Au départ cantonnée à la France, la Suisse et l’Italie, l’application est en effet, depuis quatre mois, distribuée dans le monde entier, à l’exception de la Russie et de la Chine. Notre objectif pour les mois à venir va donc consister à étendre la palette des langues couvertes par l’application : espagnol, arabe, japonais… Nous avons par ailleurs observé la plus grosse croissance de nos téléchargements aux États-Unis.
L’écriture cursive semble justement en déclin outre-Atlantique…
Aux États-Unis, le système scolaire accorde peu d’importance à la façon dont les enfants écrivent, et il existe donc très peu de thérapeutes de l’écriture. Énormément d’enfants – plus qu’en Europe – ont pourtant des problèmes d’écriture, qui vont in fine engendrer des problèmes dans leur scolarité. Je pense donc que nous avons une carte à jouer là-bas.
Certains États abandonnent en effet l’écriture attachée, au profit du script, mais aussi de l’utilisation des claviers, qui est grandissante. Un retour en arrière est toutefois observé dans plusieurs autres pays… De nombreux travaux de recherche montrent en effet l’importance de l’écriture manuscrite, notamment pour la mémorisation.
Que dit justement la littérature scientifique des liens entre difficultés d’écriture et difficultés scolaires ?
Des travaux de recherche ont montré un lien très étroit entre ces deux aspects. L’écriture est un élément central dans les programmes scolaires à travers le monde : l’enfant écrit pour raconter ses vacances… mais aussi pour faire de l’Histoire, ou des maths. Si l’enfant n’a pas automatisé son écriture, quand on va lui demander, par exemple, de raconter ses vacances, il va se concentrer uniquement sur la façon de former les lettres et va donc devoir effectuer une double tâche. Cela va l’empêcher de développer d’autres fonctions cognitives. Il existe ainsi une forte corrélation entre difficultés d’écriture et niveau scolaire. Il est donc très important de détecter précocement les problèmes d’écriture, afin d’y remédier le plus tôt possible. Cela permet en effet de libérer l’enfant de la tâche d’écriture, en la rendant automatique.

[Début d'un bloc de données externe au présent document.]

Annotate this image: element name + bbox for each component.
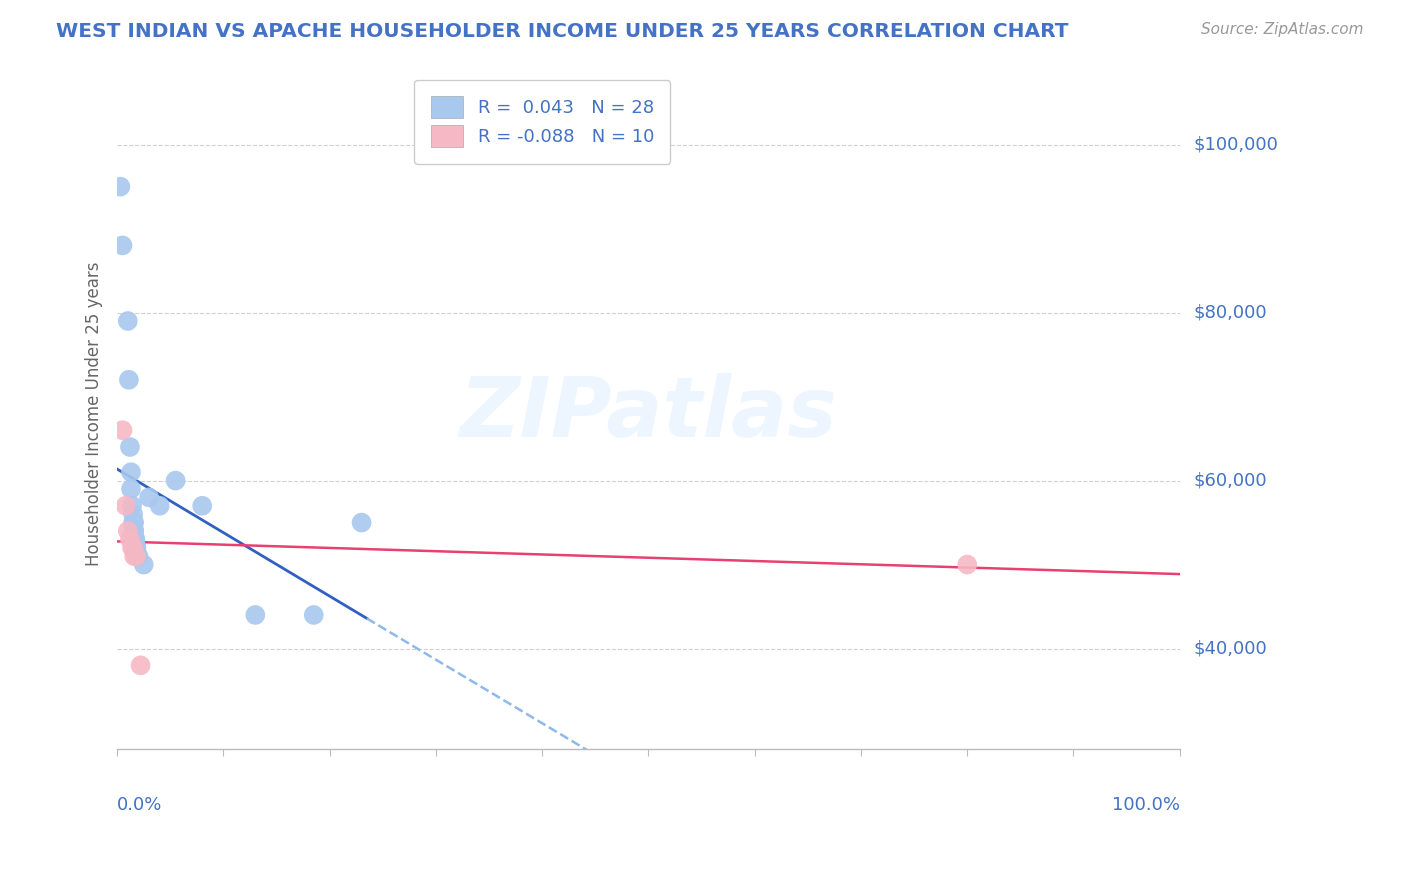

Il s’agit d’ailleurs de l’un des avantages offerts par Dynamilis : l’application permet d’effectuer très facilement et très rapidement – en l’espace d’une heure – un dépistage à l’échelle d’une école entière. Cela permet d’identifier les enfants qui sont en difficulté face à l’écriture, ou ceux qui potentiellement le seront. Ce diagnostic précoce permet ainsi d’agir à la source avant que ces problèmes aient des conséquences négatives sur la scolarité de l’enfant.
[1] Dynamilis est proposée aux parents sous la forme d’un abonnement (10 € par mois, ou 60 € par an). Pour les écoles, le prix de base est de 150 € par an pour un enseignant et toute sa classe, mais un tarif dégressif est proposé dans le cas où plusieurs classes, toute l’école, voire des groupements scolaires ou des départements tout entiers souhaitent utiliser l’application. Pour les thérapeutes, le tarif varie en fonction du nombre d’enfants suivis.